L'apogée : Les Bâtisseurs d'empire

Si Le Chevalier de neige apporte satisfaction à Vian du point de vue des moyens qui lui sont accordés, il ne représente pas pour autant un projet essentiel, qui lui tiendrait à cœur. Les Bâtisseurs d’empire, en revanche, constitue la pièce la plus réussie, et peut-être la plus personnelle de Boris Vian. Écrite en 1957, elle met en scène deux éléments inquiétants et non identifiés : d’une part, le bruit, « un bruit à faire peur, dont la nature reste à préciser. Un bruit grave roulant surmonté de battements aigres », explique l’auteur dans les didascalies. D’autre part, le Schmürz : « Il est tout enveloppé de bandages et vêtu de loques. Il a un bras en écharpe et tient une canne de l’autre. Il boite, saigne et il est laid à voir. Il se tasse dans un coin. » L’identité de ce dernier n’est pas définie, les personnages de la pièce, hormis Zénobie, passent leur temps à nier son existence, tout en le rouant de coups. Souvent comparé par les critiques à Godot dans la pièce de Beckett, il n’a sans doute pas de signification particulière aux yeux de Vian : il est simplement signe d’un danger, d’une intrusion étrangère à l’intérieur de la famille. Comme chez Beckett aussi, le temps paraît cyclique, il s’étire, les actions se répétant d’un acte à l’autre, les seules variations étant liées à la perte et à l’usure : à chaque retentissement du « bruit » la famille se précipite à l’étage supérieur, mais l’appartement est toujours plus étriqué ; à chaque déménagement, on assiste à la révolte de Zénobie, mais elle semble de plus en plus lasse ; à chacun de ses sursauts, lui est opposée une dénégation de ses parents, mais la mère n’en réchappe pas et ne parvient pas au dernier étage. 

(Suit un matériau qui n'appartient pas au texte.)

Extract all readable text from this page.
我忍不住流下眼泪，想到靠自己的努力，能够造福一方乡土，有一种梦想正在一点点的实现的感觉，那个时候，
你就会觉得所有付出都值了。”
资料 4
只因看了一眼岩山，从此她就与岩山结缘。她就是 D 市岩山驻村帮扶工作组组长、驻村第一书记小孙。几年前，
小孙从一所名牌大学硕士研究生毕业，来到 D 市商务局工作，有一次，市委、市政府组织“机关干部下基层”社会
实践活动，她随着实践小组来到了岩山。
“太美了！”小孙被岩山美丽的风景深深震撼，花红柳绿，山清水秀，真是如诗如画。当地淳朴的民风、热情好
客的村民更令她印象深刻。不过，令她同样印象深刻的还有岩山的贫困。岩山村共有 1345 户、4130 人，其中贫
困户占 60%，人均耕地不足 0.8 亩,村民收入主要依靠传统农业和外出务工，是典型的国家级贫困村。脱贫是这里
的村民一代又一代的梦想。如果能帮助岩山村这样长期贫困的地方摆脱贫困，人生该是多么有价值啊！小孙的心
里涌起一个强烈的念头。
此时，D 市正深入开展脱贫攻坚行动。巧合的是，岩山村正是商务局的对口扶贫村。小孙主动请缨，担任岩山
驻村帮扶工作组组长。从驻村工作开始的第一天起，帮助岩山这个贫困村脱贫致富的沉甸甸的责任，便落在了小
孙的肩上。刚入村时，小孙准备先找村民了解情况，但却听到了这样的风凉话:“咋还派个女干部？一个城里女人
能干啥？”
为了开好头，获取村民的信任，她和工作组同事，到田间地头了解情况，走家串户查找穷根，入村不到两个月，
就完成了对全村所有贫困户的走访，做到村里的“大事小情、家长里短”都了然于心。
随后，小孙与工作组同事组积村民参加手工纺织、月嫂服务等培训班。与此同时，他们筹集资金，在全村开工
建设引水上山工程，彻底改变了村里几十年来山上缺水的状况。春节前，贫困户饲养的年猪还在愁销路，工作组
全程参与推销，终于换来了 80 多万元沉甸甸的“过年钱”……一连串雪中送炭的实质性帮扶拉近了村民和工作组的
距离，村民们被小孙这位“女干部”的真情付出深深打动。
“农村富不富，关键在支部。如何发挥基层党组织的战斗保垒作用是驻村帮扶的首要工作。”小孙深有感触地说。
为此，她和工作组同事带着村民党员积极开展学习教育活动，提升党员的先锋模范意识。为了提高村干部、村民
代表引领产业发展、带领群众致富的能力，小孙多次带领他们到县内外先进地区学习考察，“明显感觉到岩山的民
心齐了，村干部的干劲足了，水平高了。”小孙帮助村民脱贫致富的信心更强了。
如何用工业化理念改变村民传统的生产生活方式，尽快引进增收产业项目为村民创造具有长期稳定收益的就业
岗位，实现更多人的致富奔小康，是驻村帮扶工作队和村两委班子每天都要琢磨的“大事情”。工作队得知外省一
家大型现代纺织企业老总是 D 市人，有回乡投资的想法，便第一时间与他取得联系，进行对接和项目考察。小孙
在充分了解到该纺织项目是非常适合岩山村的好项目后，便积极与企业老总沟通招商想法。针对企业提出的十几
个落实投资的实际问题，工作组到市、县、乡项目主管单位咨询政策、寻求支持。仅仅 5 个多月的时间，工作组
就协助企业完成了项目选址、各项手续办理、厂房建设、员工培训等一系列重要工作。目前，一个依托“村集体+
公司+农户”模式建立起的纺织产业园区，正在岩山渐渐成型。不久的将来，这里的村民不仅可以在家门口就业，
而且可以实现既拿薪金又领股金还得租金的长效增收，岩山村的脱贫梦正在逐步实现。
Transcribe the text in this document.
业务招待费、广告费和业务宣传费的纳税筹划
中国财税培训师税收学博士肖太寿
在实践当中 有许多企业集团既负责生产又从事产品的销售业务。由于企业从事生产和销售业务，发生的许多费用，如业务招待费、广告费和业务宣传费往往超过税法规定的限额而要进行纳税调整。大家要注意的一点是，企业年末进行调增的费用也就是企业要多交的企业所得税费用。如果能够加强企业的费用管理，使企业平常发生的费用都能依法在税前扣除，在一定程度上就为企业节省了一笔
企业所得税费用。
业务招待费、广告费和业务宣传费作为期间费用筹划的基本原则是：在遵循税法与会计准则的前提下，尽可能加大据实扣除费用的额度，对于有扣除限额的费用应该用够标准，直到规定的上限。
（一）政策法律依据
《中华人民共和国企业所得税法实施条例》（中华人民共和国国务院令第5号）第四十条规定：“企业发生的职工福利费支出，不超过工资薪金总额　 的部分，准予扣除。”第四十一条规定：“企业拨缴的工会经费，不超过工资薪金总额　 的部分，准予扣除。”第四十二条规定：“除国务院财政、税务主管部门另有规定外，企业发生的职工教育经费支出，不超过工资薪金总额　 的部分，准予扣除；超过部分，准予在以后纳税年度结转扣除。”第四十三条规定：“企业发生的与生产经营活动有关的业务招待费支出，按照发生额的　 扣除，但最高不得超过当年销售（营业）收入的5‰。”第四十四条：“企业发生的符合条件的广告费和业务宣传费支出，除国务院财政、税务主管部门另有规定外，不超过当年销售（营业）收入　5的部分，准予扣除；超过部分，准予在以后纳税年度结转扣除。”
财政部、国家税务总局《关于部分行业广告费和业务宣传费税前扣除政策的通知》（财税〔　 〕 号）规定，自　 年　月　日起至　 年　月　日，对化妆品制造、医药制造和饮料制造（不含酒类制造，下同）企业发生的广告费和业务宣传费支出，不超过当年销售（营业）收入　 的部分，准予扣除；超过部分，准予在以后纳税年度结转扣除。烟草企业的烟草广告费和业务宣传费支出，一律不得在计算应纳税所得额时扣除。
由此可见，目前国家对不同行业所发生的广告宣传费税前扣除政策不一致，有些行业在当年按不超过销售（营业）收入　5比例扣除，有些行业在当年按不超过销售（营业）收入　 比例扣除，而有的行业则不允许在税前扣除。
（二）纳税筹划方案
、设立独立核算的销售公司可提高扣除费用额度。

« Cruche. Ça n’a pas de nom. Mais on pourrait dire un foutoir, un cagibi, un grenier, un boxon, un placard, une souillarde, et encore bien d’autres choses, sans compter un capharnaüm encore qu’il ne s’y trouve pas de cafards. Tout au moins, je l’espère10» : on voit dans ces nombreuses énumérations de Cruche, le personnage de la bonne, le même intérêt pour le langage que Vian manifeste dans ses romans. Les enchaînements de répliques, puis de phrases, se font parfois en fonction des mots, non du sens, comme ici dans le premier acte : « Cruche : Qu’est-ce que je fais pour le déjeuner ? / Zénobie : Pour le déjeuner ou pour nous ? / Cruche : Qu’est-ce que je fais cuire ? / Mère : On pourrait manger froid. / Zénobie : Manger qui ? / Père : Manger quoi ? » 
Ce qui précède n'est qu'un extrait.